Kitap, bir şiir ile başlar. Üstelik bu şiir, bir yandan muharririn okura “merhaba” demesi iken bir başka yandan kitap boyunca sürdürülecek imgelerin de vurgulanması manasına gelir. Hayat, yaşama uğraşı, hayatın nasıl biçimlenebileceği yahut nasıl biçimlendirilebileceği, bu noktada öne çıkan temel nokta olur. “Sahip olduğum bu hayat/Sahip olduğum her şeydir/Ve sahip olduğum bu hayat/Senindir…” Bireye ilişkin olan bu hayat hiç kimse tarafından o şahıstan alınamaz. Herkes kendi hayatından sorumludur ve kendi ömrünü dilediği üzere yaşama, biçimlendirme, geliştirme hakkına, hürriyetine, özgünlüğüne sahiptir. Kitaba bir şiir ile yapılan bu güçlü giriş, her şeyden evvel okura cüret vermesi ve hayatın aslında ne derece yalın bir şey olduğunu vurgulamasıyla da değerlidir. (Doğrudan Koray Sıpçıkoğlu tarafından çevrilen bu şiir Leo Marks’a aittir.)
Koray Sıpçıkoğlı için her şey beyin ve hatırlama gücü ile ilgilidir. Kişi, beyninin bir yerlerinde daima yaşama dair bir inanç taşır. Bu inanç onun geçmişe, şimdiye ve geleceğe bakışını tesirler. Öte taraftan beyin, yaşanan her şeyi bir halde kaydeder. Başımızdan geçen her şey beyinde bir izdüşümü bırakır. Bu, her manada salt bir gerçektir. Gerçekten müellif da şimdi girişte bu mevzuda şu tabirleri kullanır: “İnsanoğlu bildiklerini beyninin bir köşesine kaydeder. Var olduğunu fark eder. Kimi vakit bilgiyi kullanır. Kimi vakit iteler.” Kişinin var olduğu bilgileri, hafızadaki ögeleri tespit etmesi, onları kullanması ve gündeme getirmesi kendisini de hayatını da yine biçimlendirmesi manasına gelir. Münasebetiyle kişi bir yandan da kendisine dönmeli, kendi içinde olup bitenleri anlayarak dünyaya da bu noktada yeni bir pencereden bakmalıdır.
Sıpçıkoğlu için bütün ömür “uyanmak, algılamak, kabullenmek, sahiplenmek ve uygulamak” üzerine heyetidir. Kişi, bu döngü etrafında bütün ömrüne dilediği üzere biçim verebilir. Ona müdahale edebilecek birçok öge olmakla birlikte nihayetinde son kararı insanın bizatihi kendisi verir.

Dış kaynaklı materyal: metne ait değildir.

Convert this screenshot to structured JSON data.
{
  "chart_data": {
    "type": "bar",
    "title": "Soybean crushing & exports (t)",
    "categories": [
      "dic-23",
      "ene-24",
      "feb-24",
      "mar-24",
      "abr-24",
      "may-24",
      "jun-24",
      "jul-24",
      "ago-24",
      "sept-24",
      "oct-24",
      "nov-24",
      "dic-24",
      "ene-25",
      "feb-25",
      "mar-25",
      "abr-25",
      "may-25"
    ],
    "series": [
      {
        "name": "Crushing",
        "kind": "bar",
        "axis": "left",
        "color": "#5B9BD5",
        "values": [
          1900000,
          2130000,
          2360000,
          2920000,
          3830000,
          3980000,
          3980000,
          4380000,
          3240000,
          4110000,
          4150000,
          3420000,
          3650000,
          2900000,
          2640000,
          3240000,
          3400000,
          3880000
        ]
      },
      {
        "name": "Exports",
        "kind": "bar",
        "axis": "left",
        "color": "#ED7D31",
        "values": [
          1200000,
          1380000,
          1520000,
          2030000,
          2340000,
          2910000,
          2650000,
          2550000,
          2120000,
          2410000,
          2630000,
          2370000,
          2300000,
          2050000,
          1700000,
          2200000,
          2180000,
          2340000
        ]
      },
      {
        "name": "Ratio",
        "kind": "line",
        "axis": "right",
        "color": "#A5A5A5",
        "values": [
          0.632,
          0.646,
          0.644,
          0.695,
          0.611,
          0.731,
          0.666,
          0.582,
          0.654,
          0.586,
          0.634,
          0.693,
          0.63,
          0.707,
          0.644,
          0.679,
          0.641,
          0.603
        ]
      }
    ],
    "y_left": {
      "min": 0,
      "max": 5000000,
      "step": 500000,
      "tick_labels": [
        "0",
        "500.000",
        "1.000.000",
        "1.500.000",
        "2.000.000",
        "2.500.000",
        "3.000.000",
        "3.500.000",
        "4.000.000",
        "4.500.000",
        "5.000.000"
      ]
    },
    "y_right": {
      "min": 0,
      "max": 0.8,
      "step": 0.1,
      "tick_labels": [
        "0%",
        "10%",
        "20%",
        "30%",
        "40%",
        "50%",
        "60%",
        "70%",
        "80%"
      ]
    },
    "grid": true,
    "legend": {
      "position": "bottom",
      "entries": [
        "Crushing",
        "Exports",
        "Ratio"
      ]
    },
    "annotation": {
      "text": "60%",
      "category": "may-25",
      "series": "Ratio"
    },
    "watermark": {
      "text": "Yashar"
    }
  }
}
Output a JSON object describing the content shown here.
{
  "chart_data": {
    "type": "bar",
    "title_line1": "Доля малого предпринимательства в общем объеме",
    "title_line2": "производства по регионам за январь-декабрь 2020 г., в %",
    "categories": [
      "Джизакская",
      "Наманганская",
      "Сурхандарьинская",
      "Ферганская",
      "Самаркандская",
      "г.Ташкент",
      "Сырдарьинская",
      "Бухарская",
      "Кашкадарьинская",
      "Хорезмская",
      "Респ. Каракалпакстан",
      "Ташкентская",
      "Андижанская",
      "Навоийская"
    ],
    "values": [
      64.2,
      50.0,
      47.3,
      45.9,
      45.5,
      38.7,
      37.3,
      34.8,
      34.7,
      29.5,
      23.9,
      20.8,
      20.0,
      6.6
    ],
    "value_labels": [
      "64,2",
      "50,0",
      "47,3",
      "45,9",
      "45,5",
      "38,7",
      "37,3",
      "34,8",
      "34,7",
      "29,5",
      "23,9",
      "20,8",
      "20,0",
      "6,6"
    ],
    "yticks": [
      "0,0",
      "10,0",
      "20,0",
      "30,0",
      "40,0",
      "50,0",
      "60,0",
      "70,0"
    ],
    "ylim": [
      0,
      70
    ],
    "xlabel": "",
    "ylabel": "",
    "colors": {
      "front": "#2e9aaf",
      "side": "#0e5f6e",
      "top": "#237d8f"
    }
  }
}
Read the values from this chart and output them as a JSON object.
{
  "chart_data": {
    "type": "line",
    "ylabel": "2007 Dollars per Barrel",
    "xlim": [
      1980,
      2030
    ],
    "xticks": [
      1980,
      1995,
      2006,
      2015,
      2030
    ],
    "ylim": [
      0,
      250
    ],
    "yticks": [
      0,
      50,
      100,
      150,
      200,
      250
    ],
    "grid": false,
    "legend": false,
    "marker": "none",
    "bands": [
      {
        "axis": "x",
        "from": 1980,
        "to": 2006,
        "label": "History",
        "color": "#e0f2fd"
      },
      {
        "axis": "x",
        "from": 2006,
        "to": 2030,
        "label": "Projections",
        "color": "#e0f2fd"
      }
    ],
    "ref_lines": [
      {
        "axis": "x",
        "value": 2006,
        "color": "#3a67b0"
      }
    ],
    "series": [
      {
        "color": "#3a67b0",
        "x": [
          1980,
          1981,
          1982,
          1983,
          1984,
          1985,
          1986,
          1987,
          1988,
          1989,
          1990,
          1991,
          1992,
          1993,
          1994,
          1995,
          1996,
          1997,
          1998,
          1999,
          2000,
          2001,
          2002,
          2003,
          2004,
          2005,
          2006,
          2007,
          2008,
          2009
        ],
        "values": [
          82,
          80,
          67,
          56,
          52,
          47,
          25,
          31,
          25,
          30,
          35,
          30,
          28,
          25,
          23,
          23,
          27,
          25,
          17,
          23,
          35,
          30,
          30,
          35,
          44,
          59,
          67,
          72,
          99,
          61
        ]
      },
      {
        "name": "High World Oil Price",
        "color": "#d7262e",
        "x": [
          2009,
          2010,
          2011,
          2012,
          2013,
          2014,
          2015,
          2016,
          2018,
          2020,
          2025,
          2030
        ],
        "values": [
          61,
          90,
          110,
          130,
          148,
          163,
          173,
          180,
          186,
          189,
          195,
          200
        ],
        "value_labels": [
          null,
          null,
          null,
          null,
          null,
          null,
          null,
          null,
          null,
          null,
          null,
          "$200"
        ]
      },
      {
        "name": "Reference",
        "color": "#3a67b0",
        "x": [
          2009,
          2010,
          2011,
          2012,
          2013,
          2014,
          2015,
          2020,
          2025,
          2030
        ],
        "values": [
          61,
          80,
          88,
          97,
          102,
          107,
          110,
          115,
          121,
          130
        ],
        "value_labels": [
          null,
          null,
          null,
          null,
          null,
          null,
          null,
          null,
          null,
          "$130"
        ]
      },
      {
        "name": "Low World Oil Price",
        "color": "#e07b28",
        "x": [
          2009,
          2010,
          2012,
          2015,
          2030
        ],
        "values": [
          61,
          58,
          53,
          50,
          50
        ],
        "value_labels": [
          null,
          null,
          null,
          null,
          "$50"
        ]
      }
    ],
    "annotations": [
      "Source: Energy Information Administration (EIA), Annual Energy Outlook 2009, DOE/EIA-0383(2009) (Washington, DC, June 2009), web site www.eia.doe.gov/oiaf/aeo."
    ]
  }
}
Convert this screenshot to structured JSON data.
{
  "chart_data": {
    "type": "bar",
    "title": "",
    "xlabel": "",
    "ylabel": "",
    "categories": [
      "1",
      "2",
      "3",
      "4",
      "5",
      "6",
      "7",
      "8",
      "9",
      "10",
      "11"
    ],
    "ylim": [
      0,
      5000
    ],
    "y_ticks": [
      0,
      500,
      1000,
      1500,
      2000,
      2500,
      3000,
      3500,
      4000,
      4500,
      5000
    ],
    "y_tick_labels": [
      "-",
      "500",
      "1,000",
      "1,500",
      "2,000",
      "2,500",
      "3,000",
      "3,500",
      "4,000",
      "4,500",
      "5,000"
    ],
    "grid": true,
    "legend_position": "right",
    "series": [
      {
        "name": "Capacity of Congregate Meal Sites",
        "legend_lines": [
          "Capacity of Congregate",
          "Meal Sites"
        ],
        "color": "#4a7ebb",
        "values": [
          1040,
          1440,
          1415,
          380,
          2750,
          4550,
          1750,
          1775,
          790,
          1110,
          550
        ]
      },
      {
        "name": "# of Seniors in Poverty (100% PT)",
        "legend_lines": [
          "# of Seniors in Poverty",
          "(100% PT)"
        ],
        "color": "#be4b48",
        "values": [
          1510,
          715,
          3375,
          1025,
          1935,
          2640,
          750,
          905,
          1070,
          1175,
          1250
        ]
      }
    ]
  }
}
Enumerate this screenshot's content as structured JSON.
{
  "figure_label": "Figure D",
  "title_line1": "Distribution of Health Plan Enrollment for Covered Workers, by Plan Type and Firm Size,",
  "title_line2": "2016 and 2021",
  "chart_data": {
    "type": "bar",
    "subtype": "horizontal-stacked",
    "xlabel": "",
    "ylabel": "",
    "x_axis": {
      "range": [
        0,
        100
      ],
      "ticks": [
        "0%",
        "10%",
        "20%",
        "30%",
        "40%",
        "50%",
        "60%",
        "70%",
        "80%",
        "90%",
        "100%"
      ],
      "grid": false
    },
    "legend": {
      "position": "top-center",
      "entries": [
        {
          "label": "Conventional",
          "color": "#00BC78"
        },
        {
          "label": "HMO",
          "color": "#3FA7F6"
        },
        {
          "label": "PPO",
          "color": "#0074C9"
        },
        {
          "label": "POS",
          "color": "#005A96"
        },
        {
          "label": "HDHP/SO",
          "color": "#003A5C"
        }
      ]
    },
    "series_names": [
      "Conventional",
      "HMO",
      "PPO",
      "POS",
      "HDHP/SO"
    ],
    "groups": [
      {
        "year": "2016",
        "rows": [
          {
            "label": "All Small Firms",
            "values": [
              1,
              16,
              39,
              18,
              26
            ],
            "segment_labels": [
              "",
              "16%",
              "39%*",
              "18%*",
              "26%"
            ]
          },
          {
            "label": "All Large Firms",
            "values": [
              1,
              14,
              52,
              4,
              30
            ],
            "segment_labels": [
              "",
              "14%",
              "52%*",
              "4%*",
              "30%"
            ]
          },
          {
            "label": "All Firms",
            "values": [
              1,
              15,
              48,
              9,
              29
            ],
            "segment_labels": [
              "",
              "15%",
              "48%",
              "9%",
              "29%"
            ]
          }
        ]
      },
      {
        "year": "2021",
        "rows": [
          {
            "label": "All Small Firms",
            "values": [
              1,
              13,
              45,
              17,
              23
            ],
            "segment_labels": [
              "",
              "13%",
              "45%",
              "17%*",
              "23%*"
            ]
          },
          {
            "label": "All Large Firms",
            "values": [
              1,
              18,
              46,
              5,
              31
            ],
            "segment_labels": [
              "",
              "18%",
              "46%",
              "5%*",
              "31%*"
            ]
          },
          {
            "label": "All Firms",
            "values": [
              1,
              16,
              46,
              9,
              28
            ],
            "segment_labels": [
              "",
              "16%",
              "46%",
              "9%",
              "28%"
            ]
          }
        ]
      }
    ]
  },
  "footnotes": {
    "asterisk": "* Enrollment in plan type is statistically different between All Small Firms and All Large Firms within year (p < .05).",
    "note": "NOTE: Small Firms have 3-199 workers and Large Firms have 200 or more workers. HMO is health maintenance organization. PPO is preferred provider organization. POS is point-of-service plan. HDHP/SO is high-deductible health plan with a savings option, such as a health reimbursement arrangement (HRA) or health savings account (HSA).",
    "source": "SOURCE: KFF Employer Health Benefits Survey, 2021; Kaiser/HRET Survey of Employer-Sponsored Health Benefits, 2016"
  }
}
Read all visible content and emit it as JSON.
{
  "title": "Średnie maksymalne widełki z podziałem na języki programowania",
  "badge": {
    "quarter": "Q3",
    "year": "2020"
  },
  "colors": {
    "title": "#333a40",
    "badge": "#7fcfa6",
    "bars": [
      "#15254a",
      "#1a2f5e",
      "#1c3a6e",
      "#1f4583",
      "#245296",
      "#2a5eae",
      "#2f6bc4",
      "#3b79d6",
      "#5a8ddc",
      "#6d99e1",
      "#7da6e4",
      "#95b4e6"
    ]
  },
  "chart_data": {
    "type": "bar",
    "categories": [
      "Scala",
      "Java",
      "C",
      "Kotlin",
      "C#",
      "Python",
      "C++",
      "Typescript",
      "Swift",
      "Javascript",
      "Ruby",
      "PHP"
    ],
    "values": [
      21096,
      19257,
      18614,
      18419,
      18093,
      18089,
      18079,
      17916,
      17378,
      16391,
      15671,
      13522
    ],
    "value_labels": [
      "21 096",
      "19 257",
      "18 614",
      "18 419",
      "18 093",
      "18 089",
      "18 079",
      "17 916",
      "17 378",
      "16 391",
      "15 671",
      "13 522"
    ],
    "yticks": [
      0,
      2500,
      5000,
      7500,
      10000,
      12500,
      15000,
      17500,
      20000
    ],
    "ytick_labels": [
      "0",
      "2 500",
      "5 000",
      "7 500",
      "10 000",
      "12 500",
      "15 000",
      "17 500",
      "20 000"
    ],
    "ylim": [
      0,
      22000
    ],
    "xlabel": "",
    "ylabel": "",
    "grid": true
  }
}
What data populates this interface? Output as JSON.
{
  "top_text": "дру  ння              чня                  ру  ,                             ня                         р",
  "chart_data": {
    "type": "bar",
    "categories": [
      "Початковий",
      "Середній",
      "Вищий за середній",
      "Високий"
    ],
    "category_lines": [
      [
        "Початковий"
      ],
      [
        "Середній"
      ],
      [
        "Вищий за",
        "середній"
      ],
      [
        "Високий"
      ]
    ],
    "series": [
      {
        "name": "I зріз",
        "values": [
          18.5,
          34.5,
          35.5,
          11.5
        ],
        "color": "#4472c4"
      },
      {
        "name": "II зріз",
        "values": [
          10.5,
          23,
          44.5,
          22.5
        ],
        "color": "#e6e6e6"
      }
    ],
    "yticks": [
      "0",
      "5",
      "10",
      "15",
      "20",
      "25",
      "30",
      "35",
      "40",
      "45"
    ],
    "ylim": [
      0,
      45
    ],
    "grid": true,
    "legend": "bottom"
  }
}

Muharrir da bir noktada okur ile kurduğu bağda bu durumu vurgular. Öte taraftan bu kitabın, ‘Hayatın Ritmi’nin ve muharririn emeli ise makul evrelerde şahsa yardımcı olmak, birtakım zorlukların üstesinden gelmektir. Burada müellif, birinci ve son unsura dikkat çeker: Yani “uyanmak” ve “uygulamak”.
İnsan, lakin içerisinde olduğu derin uykudan uyanabilirse birtakım gerçekleri idrak edebilir ve ömrüne da ona nazaran biçim verebilir. Uygulamak ise daha uzun periyodik bir serüvenin arından harekete geçmek manasına gelir. İnsan, tam da bu noktalarda yardıma muhtaçlık duyar. İşte Koray Sıpçıkoğlu’nun altını çizdiği nokta da budur. ‘Hayatın Ritmi’, bilhassa bu iki etapta şahsa güç verir, yol gösterir, onun yanında olur.
Koray Sıpçıkoğlu’nun Potink Kitap tarafından yayımlanan ‘Hayatın Ritmi’ isimli yapıtı beşere üzerinde yürüdüğü uzun yolda yoldaşlık etmek üzere kaleme alınmış bir kitap ve kişinin kendini bulma serüveninde yardımcı bir kaynak olarak kıymetlendirilebilir.